The shockwaves are spreading globally, with energy supplies in many regions reaching critical levels. The effects of this supply disruption are already evident across multiple regions. In Asia, which depends on the Persian Gulf for about 80% of its oil, deliveries from the Gulf have effectively ceased since April 1st, with only a minimal amount of cargo still transiting, accounting for roughly 6% of the region's pre-conflict imports. The Philippines, which imports approximately 96% of its oil from the Middle East, has declared a nationwide energy emergency, with local gasoline prices more than doubling. Indonesia and Vietnam have instructed residents to work from home and implemented energy rationing. Thailand's fishing industry, contributing about 0.8% to GDP, faces paralysis as marine fuel costs have surged over 250%. India has suspended supplies of commercial LPG to prioritize household needs. Public bus and ferry services in parts of Japan have reduced frequencies due to fuel shortages. In Europe, most shipments from the Persian Gulf were expected to stop arriving around April 10th. The UK received its final shipment of jet fuel from Saudi Arabia on April 7th; the UK relies on Middle Eastern imports for about 50% of its jet fuel. Four major Italian airports have been forced to ration jet fuel due to shortages. A European airport association has warned that Europe faces widespread jet fuel shortages if the Strait of Hormuz is not reopened within three weeks. Australia, having reduced its refining capacity by about 70% since 2009, now relies on imports for approximately 80% of its fuel needs. The final shipments are expected around April 19th, prompting the government to tap fuel reserves and launch a national fuel security plan. The United States, being furthest downstream in this shock, saw most deliveries stop around April 15th. The last crude cargoes arrived in Texas and California on April 1st and April 8th, respectively.

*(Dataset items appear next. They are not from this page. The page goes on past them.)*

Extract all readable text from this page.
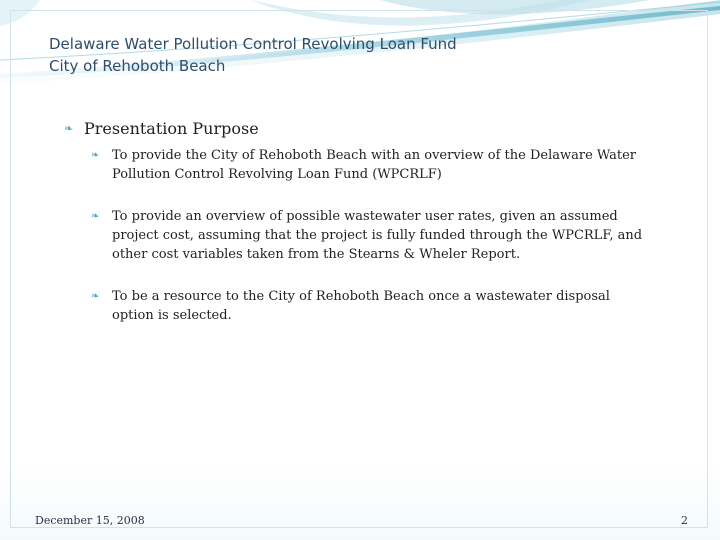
Delaware Water Pollution Control Revolving Loan Fund
City of Rehoboth Beach
❧ Presentation Purpose
❧ To provide the City of Rehoboth Beach with an overview of the Delaware Water Pollution Control Revolving Loan Fund (WPCRLF)
❧ To provide an overview of possible wastewater user rates, given an assumed project cost, assuming that the project is fully funded through the WPCRLF, and other cost variables taken from the Stearns & Wheler Report.
❧ To be a resource to the City of Rehoboth Beach once a wastewater disposal option is selected.
December 15, 2008	2
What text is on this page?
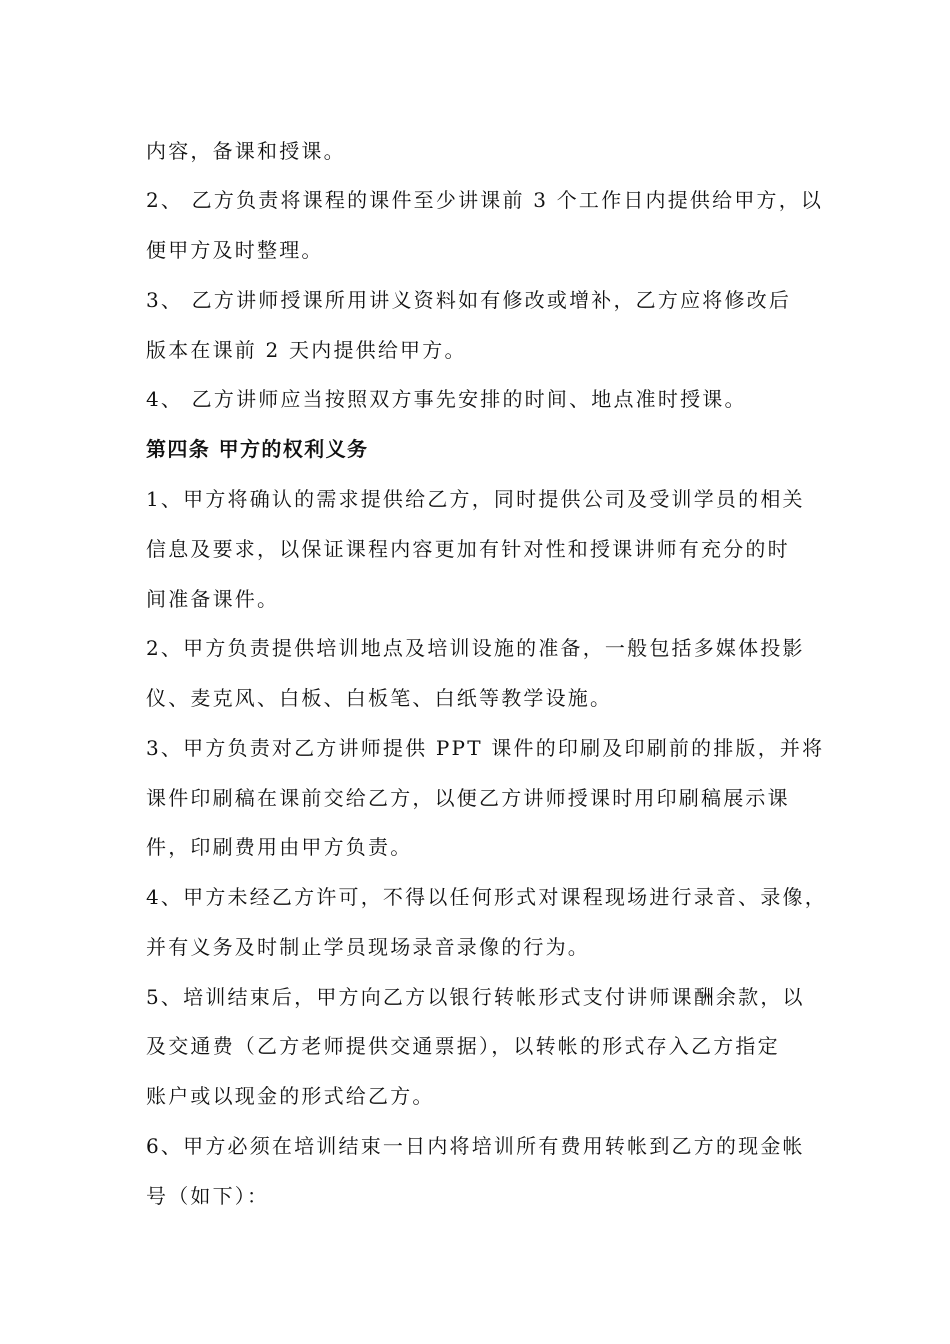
内容，备课和授课。
2、 乙方负责将课程的课件至少讲课前 3 个工作日内提供给甲方，以
便甲方及时整理。
3、 乙方讲师授课所用讲义资料如有修改或增补，乙方应将修改后
版本在课前 2 天内提供给甲方。
4、 乙方讲师应当按照双方事先安排的时间、地点准时授课。
第四条 甲方的权利义务
1、甲方将确认的需求提供给乙方，同时提供公司及受训学员的相关
信息及要求，以保证课程内容更加有针对性和授课讲师有充分的时
间准备课件。
2、甲方负责提供培训地点及培训设施的准备，一般包括多媒体投影
仪、麦克风、白板、白板笔、白纸等教学设施。
3、甲方负责对乙方讲师提供 PPT 课件的印刷及印刷前的排版，并将
课件印刷稿在课前交给乙方，以便乙方讲师授课时用印刷稿展示课
件，印刷费用由甲方负责。
4、甲方未经乙方许可，不得以任何形式对课程现场进行录音、录像，
并有义务及时制止学员现场录音录像的行为。
5、培训结束后，甲方向乙方以银行转帐形式支付讲师课酬余款，以
及交通费（乙方老师提供交通票据），以转帐的形式存入乙方指定
账户或以现金的形式给乙方。
6、甲方必须在培训结束一日内将培训所有费用转帐到乙方的现金帐
号（如下）：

The spread between spot and futures prices reaches a historic anomaly. Historically, the spread between spot Brent crude and the front-month ICE Brent futures contract has typically been just $1 to $2 per barrel, reflecting smoothly functioning arbitrage between physical and paper markets. However, on April 7th, with spot Brent quoted at $144 per barrel and the June futures contract at around $109, the spread exceeded $35, far beyond historical norms. JPMorgan notes this abnormal disparity indicates the market is struggling to secure immediate physical delivery, even while expectations remain that supply will eventually normalize.

Kaneva concluded in the report that the strength in spot Brent is the market signaling, through price, that "time itself has become a scarce commodity." For investors, this implies that physical supply tightness in the short term could be far more severe than what futures curves suggest, and the point of inventory exhaustion is rapidly approaching.